De telles adaptations semblent d'autant plus légitimes que la directive de l'Union européenne sur la performance énergétique des bâtiments prévoit une exception aux règles de rénovation et de performance pour les bâtiments ayant un intérêt architectural ou historique. Cette directive est actuellement en cours de révision, mais cette exception n'est pas remise en cause à ce stade de la procédure de codécision. Au contraire, le Parlement européen a ajouté plusieurs considérants visant, d'une part, à encourager les États membres à concilier performance énergétique et conservation des caractéristiques historiques et architecturales du patrimoine bâti non protégé et, d'autre part, à demander à la Commission d'établir des lignes directrices techniques pour la rénovation des bâtiments du patrimoine historique et des centres historiques afin de garantir le respect des ambitions écologiques et la protection du patrimoine culturel.

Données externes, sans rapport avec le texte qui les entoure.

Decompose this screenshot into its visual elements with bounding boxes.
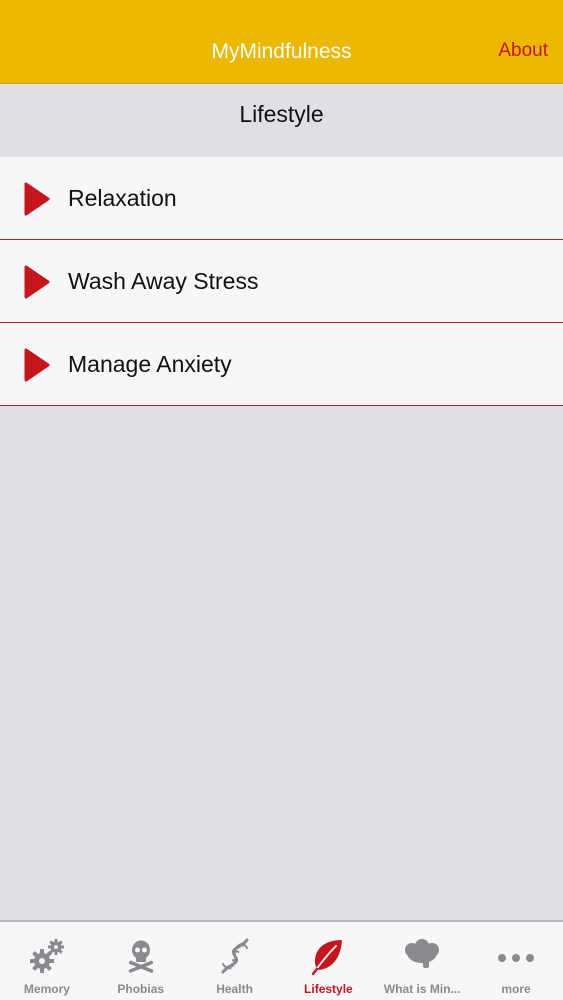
tab-health[interactable]: Health (188, 922, 282, 1000)
leaf-icon (312, 940, 343, 976)
list-item-wash-away-stress[interactable]: Wash Away Stress (0, 240, 563, 323)
play-icon (24, 182, 50, 216)
tab-bar: Memory Phobias Health Lifestyle What is … (0, 920, 563, 1000)
more-dots-icon (498, 954, 535, 962)
tab-label: Phobias (117, 982, 165, 996)
tab-phobias[interactable]: Phobias (94, 922, 188, 1000)
gears-icon (29, 939, 64, 973)
tab-label: Memory (23, 982, 70, 996)
list-item-relaxation[interactable]: Relaxation (0, 157, 563, 240)
about-button[interactable]: About (498, 40, 548, 62)
tab-lifestyle[interactable]: Lifestyle (281, 922, 375, 1000)
navigation-bar: MyMindfulness About (0, 0, 563, 84)
section-title: Lifestyle (239, 101, 324, 127)
tab-label: What is Min... (383, 982, 461, 996)
list-item-label: Relaxation (68, 185, 177, 211)
app-screen: MyMindfulness About Lifestyle Relaxation… (0, 0, 563, 1000)
list-item-label: Wash Away Stress (68, 268, 259, 294)
tab-label: Health (216, 982, 253, 996)
list-item-label: Manage Anxiety (68, 351, 232, 377)
tab-label: Lifestyle (304, 982, 353, 996)
skull-crossbones-icon (128, 940, 154, 973)
list-item-manage-anxiety[interactable]: Manage Anxiety (0, 323, 563, 406)
brain-icon (405, 939, 440, 968)
play-icon (24, 348, 50, 382)
tab-what-is-mindfulness[interactable]: What is Min... (375, 922, 469, 1000)
lifestyle-list: Relaxation Wash Away Stress Manage Anxie… (0, 157, 563, 406)
play-icon (24, 265, 50, 299)
tab-memory[interactable]: Memory (0, 922, 94, 1000)
tab-label: more (501, 982, 531, 996)
app-title: MyMindfulness (211, 40, 352, 63)
dna-icon (221, 938, 249, 974)
tab-more[interactable]: more (469, 922, 563, 1000)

A. MIEUX ADAPTER LES PRESCRIPTIONS AUX TYPOLOGIES DE BÂTI

Recommandation n° 1 : Adapter le DPE aux spécificités du bâti ancien

Afin d'assurer une meilleure prise en compte des particularités du bâti ancien et de sa performance énergétique réelle, la commission recommande l'élaboration d'un DPE spécifique ou, à défaut, l'adaptation des modalités de calcul du DPE au bâti ancien.

La commission plaide pour la mise en place d'une approche plus globale fondée sur des modèles dynamiques permettant, par exemple, de prendre en considération les interfaces entre les différents postes de travaux et un certain nombre de nouveaux critères, tels que les caractéristiques des matériaux, les usages, le confort thermique d'été du bâtiment, sa valeur patrimoniale et architecturale, ses interactions avec son environnement ainsi que l'amortissement de son coût carbone.

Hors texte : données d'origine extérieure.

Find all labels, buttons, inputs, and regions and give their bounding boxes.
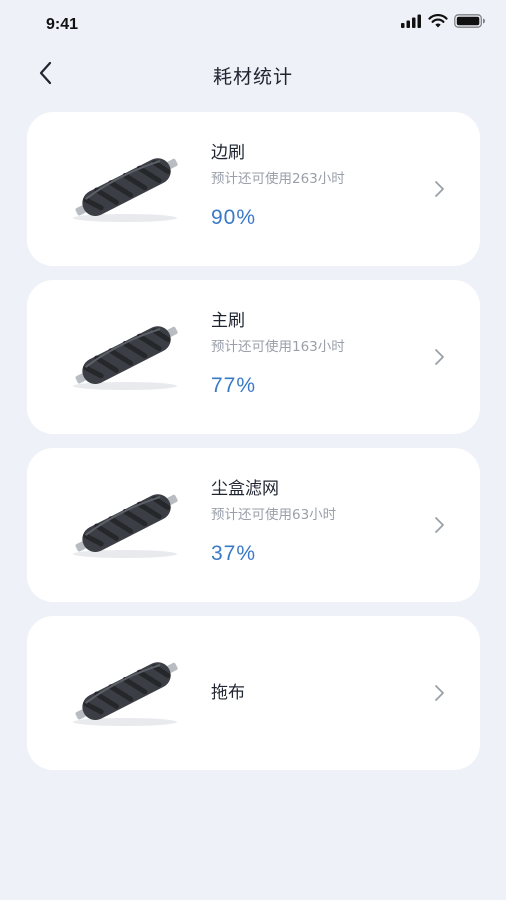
signal-icon (400, 14, 422, 28)
status-time: 9:41 (46, 16, 79, 33)
remaining-percent: 90% (211, 206, 257, 229)
consumable-card-mop[interactable]: 拖布 (27, 616, 480, 770)
status-bar: 9:41 (0, 0, 506, 52)
wifi-icon (428, 14, 448, 28)
nav-bar: 耗材统计 (0, 52, 506, 98)
consumable-name: 尘盒滤网 (211, 479, 279, 499)
chevron-right-icon (432, 684, 446, 702)
brush-image (65, 482, 189, 566)
brush-image (65, 314, 189, 398)
card-info: 主刷 预计还可使用163小时 77% (211, 310, 431, 398)
remaining-percent: 77% (211, 374, 257, 397)
brush-image (65, 146, 189, 230)
page-title: 耗材统计 (212, 66, 293, 88)
chevron-right-icon (432, 348, 446, 366)
card-info: 尘盒滤网 预计还可使用63小时 37% (211, 478, 431, 566)
brush-image (65, 650, 189, 734)
status-icons (400, 14, 486, 28)
consumable-card-side-brush[interactable]: 边刷 预计还可使用263小时 90% (27, 112, 480, 266)
battery-icon (454, 14, 486, 28)
consumable-card-main-brush[interactable]: 主刷 预计还可使用163小时 77% (27, 280, 480, 434)
card-info: 拖布 (211, 682, 431, 704)
remaining-percent: 37% (211, 542, 257, 565)
consumables-list: 边刷 预计还可使用263小时 90% 主刷 预计还可使用163小时 77% 尘盒… (27, 112, 480, 784)
remaining-time: 预计还可使用163小时 (211, 339, 345, 355)
consumable-name: 拖布 (211, 683, 245, 703)
consumable-card-dust-filter[interactable]: 尘盒滤网 预计还可使用63小时 37% (27, 448, 480, 602)
chevron-right-icon (432, 180, 446, 198)
consumable-name: 边刷 (211, 143, 245, 163)
remaining-time: 预计还可使用63小时 (211, 507, 337, 523)
chevron-right-icon (432, 516, 446, 534)
consumable-name: 主刷 (211, 311, 245, 331)
card-info: 边刷 预计还可使用263小时 90% (211, 142, 431, 230)
remaining-time: 预计还可使用263小时 (211, 171, 345, 187)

Dans l'attente de l'élaboration de ce nouvel instrument, souhaité d'ici 2025 du fait de l'entrée en vigueur des premières interdictions de mise en location, la commission préconise d'en revenir, pour le bâti ancien, à la méthode de calcul du DPE sur facture permettant de tenir compte de l'hétérogénéité des matériaux et de la réalité des usages des différentes pièces du logement.

Recommandation n° 2 : Prémunir le bâti ancien contre les rénovations thermiques inappropriées

Afin d'éviter la réalisation de travaux de rénovation inadaptés pouvant porter des atteintes irrémédiables au bâti ancien, la commission juge indispensable la définition de normes relatives aux matériaux et aux techniques autorisés pour la rénovation énergétique du bâti ancien, qui pourraient éventuellement être associées à la mise en place de labels. Elle estime ainsi que l'isolation par l'extérieur devrait être formellement proscrite pour les maisons à colombages, à pans de bois ou celles dont la façade est recouverte de pierres apparentes.

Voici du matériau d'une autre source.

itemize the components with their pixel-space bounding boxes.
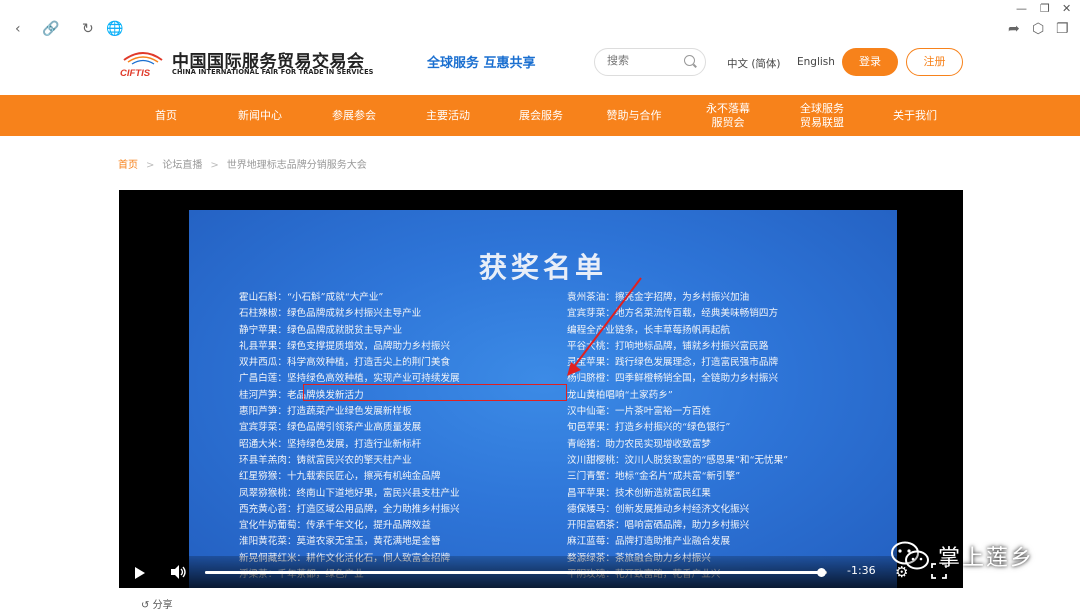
award-item: 红星猕猴：十九载索民匠心，擦亮有机纯金品牌 xyxy=(239,471,441,483)
progress-handle[interactable] xyxy=(816,568,826,577)
award-item: 汉中仙毫：一片茶叶富裕一方百姓 xyxy=(567,406,711,418)
nav-item-alliance[interactable]: 全球服务 贸易联盟 xyxy=(790,95,854,136)
award-item: 霍山石斛：“小石斛”成就“大产业” xyxy=(239,292,384,303)
breadcrumb-separator: > xyxy=(210,160,219,171)
award-item: 宜化牛奶葡萄：传承千年文化，提升品牌效益 xyxy=(239,520,431,532)
lang-english[interactable]: English xyxy=(797,56,835,68)
cube-icon[interactable]: ⬡ xyxy=(1032,22,1044,36)
annotation-arrow xyxy=(567,277,642,376)
award-item: 昭通大米：坚持绿色发展，打造行业新标杆 xyxy=(239,438,422,450)
award-item: 宜宾芽菜：绿色品牌引领茶产业高质量发展 xyxy=(239,422,422,434)
login-button[interactable]: 登录 xyxy=(842,48,898,76)
award-item: 开阳富硒茶：唱响富硒品牌，助力乡村振兴 xyxy=(567,520,750,532)
nav-item-sponsor[interactable]: 赞助与合作 xyxy=(598,95,670,136)
time-remaining: -1:36 xyxy=(847,564,876,577)
nav-item-forever-fair[interactable]: 永不落幕 服贸会 xyxy=(698,95,758,136)
link-icon[interactable]: 🔗 xyxy=(42,22,59,36)
progress-bar[interactable] xyxy=(205,568,827,577)
register-button[interactable]: 注册 xyxy=(906,48,963,76)
nav-item-news[interactable]: 新闻中心 xyxy=(230,95,290,136)
progress-fill xyxy=(205,571,821,574)
breadcrumb-section[interactable]: 论坛直播 xyxy=(162,160,202,171)
watermark-text: 掌上莲乡 xyxy=(938,546,1035,571)
watermark: 掌上莲乡 xyxy=(890,536,1034,576)
award-item: 汶川甜樱桃：汶川人脱贫致富的“感恩果”和“无忧果” xyxy=(567,454,789,466)
highlight-box xyxy=(303,384,567,401)
award-item: 礼县苹果：绿色支撑提质增效，品牌助力乡村振兴 xyxy=(239,340,451,352)
breadcrumb: 首页 > 论坛直播 > 世界地理标志品牌分销服务大会 xyxy=(118,156,367,171)
award-item: 淮阳黄花菜：莫道农家无宝玉，黄花满地是金簪 xyxy=(239,536,441,548)
award-item: 凤翠猕猴桃：终南山下道地好果，富民兴县支柱产业 xyxy=(239,487,460,499)
video-frame: 获奖名单 霍山石斛：“小石斛”成就“大产业” 石柱辣椒：绿色品牌成就乡村振兴主导产… xyxy=(189,210,897,588)
video-controls: -1:36 ⚙ xyxy=(119,556,963,588)
nav-item-home[interactable]: 首页 xyxy=(140,95,192,136)
award-item: 双井西瓜：科学高效种植，打造舌尖上的荆门美食 xyxy=(239,357,451,369)
share-label: 分享 xyxy=(152,600,173,611)
reload-icon[interactable]: ↻ xyxy=(82,22,94,36)
breadcrumb-separator: > xyxy=(146,160,155,171)
browser-toolbar: ‹ 🔗 ↻ 🌐 — ❐ ✕ ➦ ⬡ ❐ xyxy=(0,0,1080,40)
ciftis-logo-icon[interactable]: CIFTIS xyxy=(118,48,168,78)
nav-item-about[interactable]: 关于我们 xyxy=(885,95,945,136)
wechat-icon xyxy=(891,541,929,570)
award-item: 三门青蟹：地标“金名片”成共富“新引擎” xyxy=(567,471,741,483)
logo-abbr: CIFTIS xyxy=(120,68,151,78)
minimize-icon[interactable]: — xyxy=(1016,2,1027,15)
share-icon: ↺ xyxy=(141,600,150,611)
nav-item-activities[interactable]: 主要活动 xyxy=(418,95,478,136)
search-icon[interactable] xyxy=(684,55,695,66)
breadcrumb-current: 世界地理标志品牌分销服务大会 xyxy=(226,160,367,171)
award-item: 青峪猪：助力农民实现增收致富梦 xyxy=(567,438,711,450)
award-item: 环县羊羔肉：铸就富民兴农的擎天柱产业 xyxy=(239,454,412,466)
award-item: 静宁苹果：绿色品牌成就脱贫主导产业 xyxy=(239,324,403,336)
award-item: 龙山黄柏唱响“土家药乡” xyxy=(567,389,673,401)
award-list-left: 霍山石斛：“小石斛”成就“大产业” 石柱辣椒：绿色品牌成就乡村振兴主导产业 静宁苹果… xyxy=(239,290,460,583)
globe-icon[interactable]: 🌐 xyxy=(106,22,123,36)
search-box[interactable] xyxy=(594,48,706,76)
award-item: 西充黄心苕：打造区域公用品牌，全力助推乡村振兴 xyxy=(239,503,460,515)
award-item: 昌平苹果：技术创新造就富民红果 xyxy=(567,487,711,499)
nav-item-services[interactable]: 展会服务 xyxy=(511,95,571,136)
copy-icon[interactable]: ❐ xyxy=(1056,22,1069,36)
nav-item-exhibit[interactable]: 参展参会 xyxy=(324,95,384,136)
share-icon[interactable]: ➦ xyxy=(1008,22,1020,36)
site-header: CIFTIS 中国国际服务贸易交易会 CHINA INTERNATIONAL F… xyxy=(0,40,1080,95)
award-item: 德保矮马：创新发展推动乡村经济文化振兴 xyxy=(567,503,750,515)
lang-chinese[interactable]: 中文 (简体) xyxy=(727,56,781,71)
share-button[interactable]: ↺ 分享 xyxy=(141,596,173,611)
slogan: 全球服务 互惠共享 xyxy=(427,56,536,71)
restore-icon[interactable]: ❐ xyxy=(1040,2,1050,15)
slide-title: 获奖名单 xyxy=(478,251,607,284)
award-item: 石柱辣椒：绿色品牌成就乡村振兴主导产业 xyxy=(239,308,422,320)
award-item: 旬邑苹果：打造乡村振兴的“绿色银行” xyxy=(567,422,731,434)
close-icon[interactable]: ✕ xyxy=(1062,2,1071,15)
main-nav: 首页 新闻中心 参展参会 主要活动 展会服务 赞助与合作 永不落幕 服贸会 全球… xyxy=(0,95,1080,136)
play-icon[interactable] xyxy=(135,567,145,579)
award-item: 惠阳芦笋：打造蔬菜产业绿色发展新样板 xyxy=(239,406,412,418)
volume-icon[interactable] xyxy=(171,565,187,579)
award-item: 麻江蓝莓：品牌打造助推产业融合发展 xyxy=(567,536,731,548)
back-icon[interactable]: ‹ xyxy=(15,22,21,36)
video-player[interactable]: 获奖名单 霍山石斛：“小石斛”成就“大产业” 石柱辣椒：绿色品牌成就乡村振兴主导产… xyxy=(119,190,963,588)
search-input[interactable] xyxy=(607,54,677,67)
site-subtitle: CHINA INTERNATIONAL FAIR FOR TRADE IN SE… xyxy=(172,68,374,76)
breadcrumb-home[interactable]: 首页 xyxy=(118,160,138,171)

Elle recommande que l'impact environnemental et le caractère durable des travaux engagés fassent partie des critères pris en considération pour l'élaboration des prescriptions en matière de travaux. Cette évolution permettrait de promouvoir davantage les matériaux bio-sourcés et géo-sourcés, aujourd'hui peu utilisés, alors qu'ils sont plus adaptés au bâti ancien. De même, elle estime que le réemploi et la réversibilité des travaux devraient entrer en ligne de compte dans les prescriptions.

B. FORMER LES INTERVENANTS AUX SPÉCIFICITÉS DU BÂTI ANCIEN

Recommandation n° 3 : Former les diagnostiqueurs, les accompagnateurs Rénov', les bureaux d'études, les maîtres d'oeuvre et les artisans aux spécificités de la performance et de la rénovation thermique du bâti ancien

Afin de garantir des mesures de la performance énergétique fidèles aux propriétés intrinsèques du bâti ancien, ainsi que des prescriptions de travaux et des rénovations qui ne soient pas susceptibles de lui faire subir des dommages irrémédiables, il apparait fondamental d'assurer la montée en compétence des diagnostiqueurs, des accompagnateurs Rénov', des bureaux d'études, des maîtres d'oeuvres et des artisans en matière de connaissance du bâti ancien et d'utilisation des matériaux bio-sourcés. La commission de la culture est favorable à une certification, ce qui suppose aussi un bon contrôle des organismes de certification afin de s'assurer de la qualité et du caractère homogène de la formation dispensée.

Recommandation n° 4 : Réorienter la formation dispensée aux futurs architectes en donnant davantage de place aux questions liées à la réhabilitation du patrimoine bâti

Le métier d'architecte est amené à évoluer de plus en plus dans les années à venir, dans la mesure où l'on considère que 80 % des logements de 2050 sont déjà construits. Dans ces conditions, la commission est favorable à ce que le contenu de la formation dispensée aux élèves des écoles nationales supérieures d'architecture intègre davantage les enjeux liés à la restauration du patrimoine et à sa rénovation énergétique. Cette question lui parait d'autant plus importante que la loi « Climat et résilience » confie aux architectes un rôle pour attester des contraintes architecturales et patrimoniales justifiant une rénovation énergétique allégée par rapport à la rénovation énergétique globale performante telle qu'elle la définit.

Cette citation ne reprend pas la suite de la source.